You could make the case, however, that Saturday had more to do with what Tennessee had than what Kentucky did not. We’re talking revenge. Pure, unadulterated, motivational revenge. “I thought they were more inspired,” said Calipari of the Vols.
Indeed, Big Orange Nation couldn’t wait to see the tables turned on their rivals to the north. Students camped out overnight. (They still do that?) Nearly every arena seat was filled by someone dressed in orange. I’ve been coming to Knoxville for a lot of years, and Saturday was the smallest UK contingent of fans there I’ve witnessed. Blue didn’t get in, or not much of it.
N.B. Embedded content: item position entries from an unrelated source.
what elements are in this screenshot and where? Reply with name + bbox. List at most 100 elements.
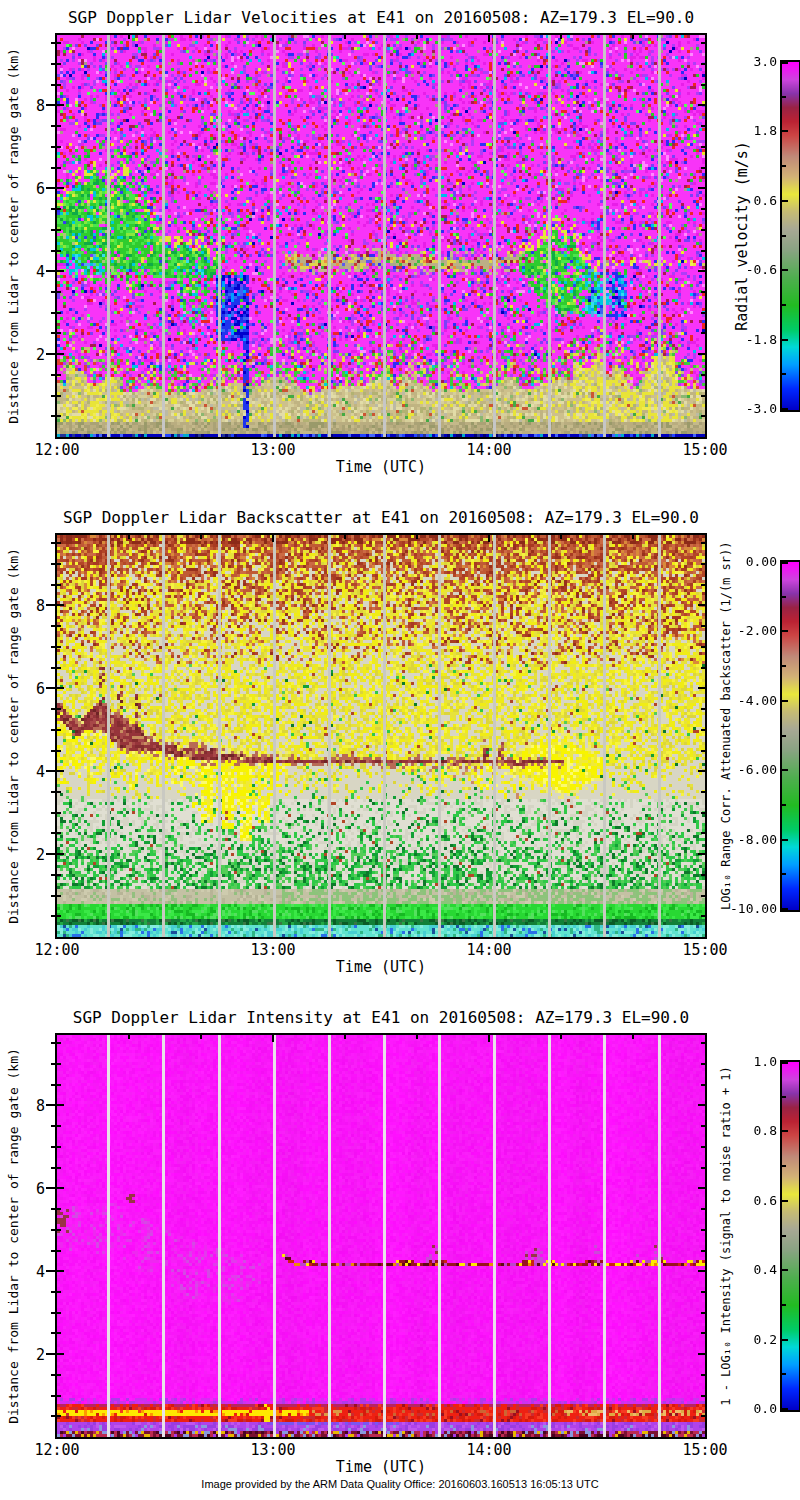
y-axis-tick bbox=[51, 584, 57, 586]
y-axis-tick bbox=[51, 563, 57, 565]
y-axis-tick bbox=[46, 1104, 57, 1106]
x-tick-label: 13:00 bbox=[238, 1441, 308, 1457]
y-axis-tick bbox=[51, 167, 57, 169]
backscatter-plot-canvas bbox=[57, 535, 705, 937]
intensity-plot-canvas bbox=[57, 1035, 705, 1437]
y-axis-tick bbox=[46, 687, 57, 689]
x-tick-label: 14:00 bbox=[454, 941, 524, 957]
x-tick-label: 15:00 bbox=[670, 941, 740, 957]
y-axis-tick bbox=[46, 104, 57, 106]
provenance-caption: Image provided by the ARM Data Quality O… bbox=[0, 1478, 800, 1490]
y-axis-tick bbox=[46, 1187, 57, 1189]
x-tick-label: 13:00 bbox=[238, 441, 308, 457]
y-axis-tick bbox=[51, 1208, 57, 1210]
y-axis-tick bbox=[51, 332, 57, 334]
y-axis-tick bbox=[51, 125, 57, 127]
velocity-panel: SGP Doppler Lidar Velocities at E41 on 2… bbox=[0, 0, 800, 500]
y-axis-tick bbox=[46, 270, 57, 272]
intensity-x-axis-label: Time (UTC) bbox=[57, 1458, 705, 1476]
y-axis-tick bbox=[51, 625, 57, 627]
velocity-title: SGP Doppler Lidar Velocities at E41 on 2… bbox=[57, 8, 705, 27]
y-axis-tick bbox=[51, 812, 57, 814]
y-axis-tick bbox=[51, 1374, 57, 1376]
backscatter-y-axis-label: Distance from Lidar to center of range g… bbox=[6, 535, 22, 937]
colorbar-tick-label: 0.6 bbox=[702, 1193, 777, 1209]
y-tick-label: 6 bbox=[9, 180, 45, 196]
colorbar-tick-label: 0.2 bbox=[702, 1332, 777, 1348]
y-axis-tick bbox=[51, 750, 57, 752]
y-tick-label: 8 bbox=[9, 97, 45, 113]
y-tick-label: 4 bbox=[9, 1263, 45, 1279]
y-axis-tick bbox=[51, 542, 57, 544]
colorbar-tick-label: -6.00 bbox=[702, 762, 777, 778]
y-axis-tick bbox=[51, 874, 57, 876]
colorbar-tick-label: -2.00 bbox=[702, 623, 777, 639]
y-axis-tick bbox=[51, 895, 57, 897]
y-axis-tick bbox=[51, 708, 57, 710]
y-axis-tick bbox=[51, 1125, 57, 1127]
y-axis-tick bbox=[51, 291, 57, 293]
y-axis-tick bbox=[51, 1250, 57, 1252]
y-axis-tick bbox=[51, 1229, 57, 1231]
y-axis-tick bbox=[51, 729, 57, 731]
y-axis-tick bbox=[51, 1167, 57, 1169]
y-axis-tick bbox=[51, 42, 57, 44]
y-axis-tick bbox=[51, 208, 57, 210]
y-axis-tick bbox=[51, 395, 57, 397]
y-tick-label: 4 bbox=[9, 263, 45, 279]
colorbar-tick-label: 0.6 bbox=[702, 193, 777, 209]
y-tick-label: 4 bbox=[9, 763, 45, 779]
y-axis-tick bbox=[51, 1312, 57, 1314]
colorbar-tick-label: 3.0 bbox=[702, 54, 777, 70]
y-axis-tick bbox=[51, 1332, 57, 1334]
y-axis-tick bbox=[46, 1270, 57, 1272]
colorbar-tick-label: 1.0 bbox=[702, 1054, 777, 1070]
x-tick-label: 15:00 bbox=[670, 441, 740, 457]
y-tick-label: 8 bbox=[9, 1097, 45, 1113]
y-tick-label: 6 bbox=[9, 680, 45, 696]
y-axis-tick bbox=[51, 146, 57, 148]
intensity-colorbar-canvas bbox=[782, 1062, 799, 1410]
y-axis-tick bbox=[51, 832, 57, 834]
y-axis-tick bbox=[51, 415, 57, 417]
y-axis-tick bbox=[51, 1291, 57, 1293]
y-axis-tick bbox=[51, 84, 57, 86]
velocity-x-axis-label: Time (UTC) bbox=[57, 458, 705, 476]
y-axis-tick bbox=[46, 187, 57, 189]
x-tick-label: 15:00 bbox=[670, 1441, 740, 1457]
y-axis-tick bbox=[51, 1415, 57, 1417]
y-tick-label: 6 bbox=[9, 1180, 45, 1196]
y-axis-tick bbox=[51, 63, 57, 65]
colorbar-tick-label: -4.00 bbox=[702, 693, 777, 709]
y-axis-tick bbox=[51, 1146, 57, 1148]
y-tick-label: 2 bbox=[9, 346, 45, 362]
y-axis-tick bbox=[46, 604, 57, 606]
colorbar-tick-label: 0.00 bbox=[702, 554, 777, 570]
backscatter-colorbar-label: LOG₁₀ Range Corr. Attenuated backscatter… bbox=[719, 562, 735, 910]
y-axis-tick bbox=[46, 353, 57, 355]
y-axis-tick bbox=[51, 1042, 57, 1044]
colorbar-tick-label: -1.8 bbox=[702, 332, 777, 348]
colorbar-tick-label: 0.4 bbox=[702, 1262, 777, 1278]
colorbar-tick-label: -0.6 bbox=[702, 262, 777, 278]
x-tick-label: 12:00 bbox=[22, 1441, 92, 1457]
x-tick-label: 14:00 bbox=[454, 1441, 524, 1457]
y-axis-tick bbox=[51, 1084, 57, 1086]
backscatter-colorbar-canvas bbox=[782, 562, 799, 910]
y-tick-label: 2 bbox=[9, 846, 45, 862]
y-axis-tick bbox=[51, 1063, 57, 1065]
colorbar-tick-label: -8.00 bbox=[702, 832, 777, 848]
y-axis-tick bbox=[46, 770, 57, 772]
backscatter-x-axis-label: Time (UTC) bbox=[57, 958, 705, 976]
y-axis-tick bbox=[46, 1353, 57, 1355]
velocity-plot-canvas bbox=[57, 35, 705, 437]
y-tick-label: 8 bbox=[9, 597, 45, 613]
y-axis-tick bbox=[51, 915, 57, 917]
colorbar-tick-label: 1.8 bbox=[702, 123, 777, 139]
y-axis-tick bbox=[51, 229, 57, 231]
y-axis-tick bbox=[51, 250, 57, 252]
velocity-colorbar-label: Radial velocity (m/s) bbox=[733, 62, 749, 410]
y-axis-tick bbox=[51, 791, 57, 793]
y-axis-tick bbox=[51, 312, 57, 314]
colorbar-tick-label: -3.0 bbox=[702, 401, 777, 417]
Then PJ Washington got in foul trouble. That would be the same sophomore forward who scored 23 points in that first meeting with Tennessee. Washington picked up his second foul with 8:23 left in the first half. As expected, Calipari put his star on the bench. Then in a move to be debated, Calipari left him there. “I thought about it,” said Cal when asked if he considered putting Washington back in the game.
Too late. UT outscored UK 17-6 the rest of the half. Out of sorts and out of sync, the Cats kept throwing up bad shot after bad shot. Kentucky shot an abysmal 23.1 percent from the floor the first half; 31.8 percent for the game.
“For the first game in a long time, we didn’t play for each other,” said Calipari. “This team has to play for each other.”
All this caused Calipari to, on occasion, lose his mind. He picked up a technical foul. And during one timeout, he appeared to be particularly unhappy with freshman guard Tyler Herro.
“I’m telling him what to do and he’s choosing not to do it,” the coach explained later. “Why would you do that? First of all, you say it in the huddle. Then you say it nicely. Then you go and (do) what I did. On the fifth time, you tell them very aggressively that, ‘It ain’t happening.’”
Before Saturday, the Cats appeared in good shape for a No. 1 seed in the ultimate happening that is the NCAA Tournament. Now? Cal dismissed the notion Saturday’s loss dropped his team from top-seed contention. Still, a 19-point loss never helps.
The good news? There are still more games to play. Two in the regular season. The SEC Tournament. Then there’s the Big Dance, which the last time I checked is not coming anywhere near Rocky Top. Surely, John Calipari approves.